HEMI Fellow Michael Shields Receives DOE Early Career Award

Aug 28, 2019 | No Comments | By Michelle Pagano

HEMI Fellow Michael Shields (assistant professor, Dept. of Civil Engineering) has been selected by the U.S. Department of Energy Office of Science to receive a five-year grant under the agency’s Early Career Research Program.

Shields’ project, titled, “Low-dimensional Manifold Learning for Uncertainty Quantification in Complex Multi-scale Stochastic Systems” leverages large-scale so-called dimension hyper-reduction methods to enable uncertainty quantification for complex multi-scale systems. The advanced modeling approach is likely to be more computationally manageable than conventional methods, allowing for potentially significant impacts in far-ranging fields from computer vision, to language processing, data analysis/machine learning and clustering, and complex networks such as infrastructure and/or communication systems because they afford a fundamental ability to learn from the intrinsic structure of high-dimensional data on the Grassmannian, which is widely recognized as important in these fields.

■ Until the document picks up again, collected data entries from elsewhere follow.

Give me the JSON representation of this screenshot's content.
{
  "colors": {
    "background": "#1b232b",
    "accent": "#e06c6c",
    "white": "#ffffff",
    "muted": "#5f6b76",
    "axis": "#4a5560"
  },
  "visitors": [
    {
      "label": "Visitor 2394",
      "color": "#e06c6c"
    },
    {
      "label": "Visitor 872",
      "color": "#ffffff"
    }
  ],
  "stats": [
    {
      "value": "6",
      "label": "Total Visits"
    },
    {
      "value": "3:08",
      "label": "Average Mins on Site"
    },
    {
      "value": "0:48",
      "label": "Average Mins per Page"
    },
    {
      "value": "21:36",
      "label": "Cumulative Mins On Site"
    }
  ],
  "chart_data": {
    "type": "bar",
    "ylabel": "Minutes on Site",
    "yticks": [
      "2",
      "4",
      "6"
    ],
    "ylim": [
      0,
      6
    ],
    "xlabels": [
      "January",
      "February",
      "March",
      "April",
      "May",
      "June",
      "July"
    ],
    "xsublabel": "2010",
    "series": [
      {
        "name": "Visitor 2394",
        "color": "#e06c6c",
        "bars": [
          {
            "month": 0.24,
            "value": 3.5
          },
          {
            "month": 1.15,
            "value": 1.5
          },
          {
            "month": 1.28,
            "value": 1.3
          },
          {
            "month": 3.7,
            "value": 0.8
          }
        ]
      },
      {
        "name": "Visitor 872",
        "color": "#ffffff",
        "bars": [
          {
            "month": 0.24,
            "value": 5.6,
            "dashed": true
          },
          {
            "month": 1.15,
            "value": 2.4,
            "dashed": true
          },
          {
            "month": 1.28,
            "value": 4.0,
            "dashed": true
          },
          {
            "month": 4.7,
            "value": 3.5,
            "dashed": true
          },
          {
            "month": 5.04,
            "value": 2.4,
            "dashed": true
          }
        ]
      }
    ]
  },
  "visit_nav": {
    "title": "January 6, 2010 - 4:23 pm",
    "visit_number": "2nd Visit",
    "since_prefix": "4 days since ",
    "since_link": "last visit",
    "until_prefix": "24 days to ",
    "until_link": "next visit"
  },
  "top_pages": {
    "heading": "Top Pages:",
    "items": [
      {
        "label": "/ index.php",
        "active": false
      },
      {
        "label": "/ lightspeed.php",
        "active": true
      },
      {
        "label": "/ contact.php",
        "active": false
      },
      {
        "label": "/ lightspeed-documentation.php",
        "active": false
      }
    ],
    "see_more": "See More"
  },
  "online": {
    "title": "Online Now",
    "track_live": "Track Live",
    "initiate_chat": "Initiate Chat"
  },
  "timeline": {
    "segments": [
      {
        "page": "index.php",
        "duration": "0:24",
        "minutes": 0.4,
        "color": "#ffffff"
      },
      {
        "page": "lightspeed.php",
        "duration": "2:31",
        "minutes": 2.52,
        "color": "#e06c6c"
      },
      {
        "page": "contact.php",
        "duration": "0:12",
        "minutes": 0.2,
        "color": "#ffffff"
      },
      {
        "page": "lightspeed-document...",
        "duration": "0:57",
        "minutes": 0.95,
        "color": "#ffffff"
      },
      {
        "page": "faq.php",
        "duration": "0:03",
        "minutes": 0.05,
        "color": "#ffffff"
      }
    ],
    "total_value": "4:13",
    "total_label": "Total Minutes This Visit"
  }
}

The research developments proposed will also lead to advanced software solutions such as the UQpy open-source Python toolbox for large-scale uncertainty quantification in multiscale stochastic systems.

The DOE Early Career Research Program, now in its tenth year, is designed to bolster the nation’s scientific workforce by providing support to exceptional researchers during the crucial early career years, when many scientists do their most formative work. To learn more about the award and view information from the other 2019 awardees, click here.

This is Shields’ third young investigator award. He is also the recipient of the National Science Foundation Early CAREER Award and the Office of Naval Research Young Investigator Award.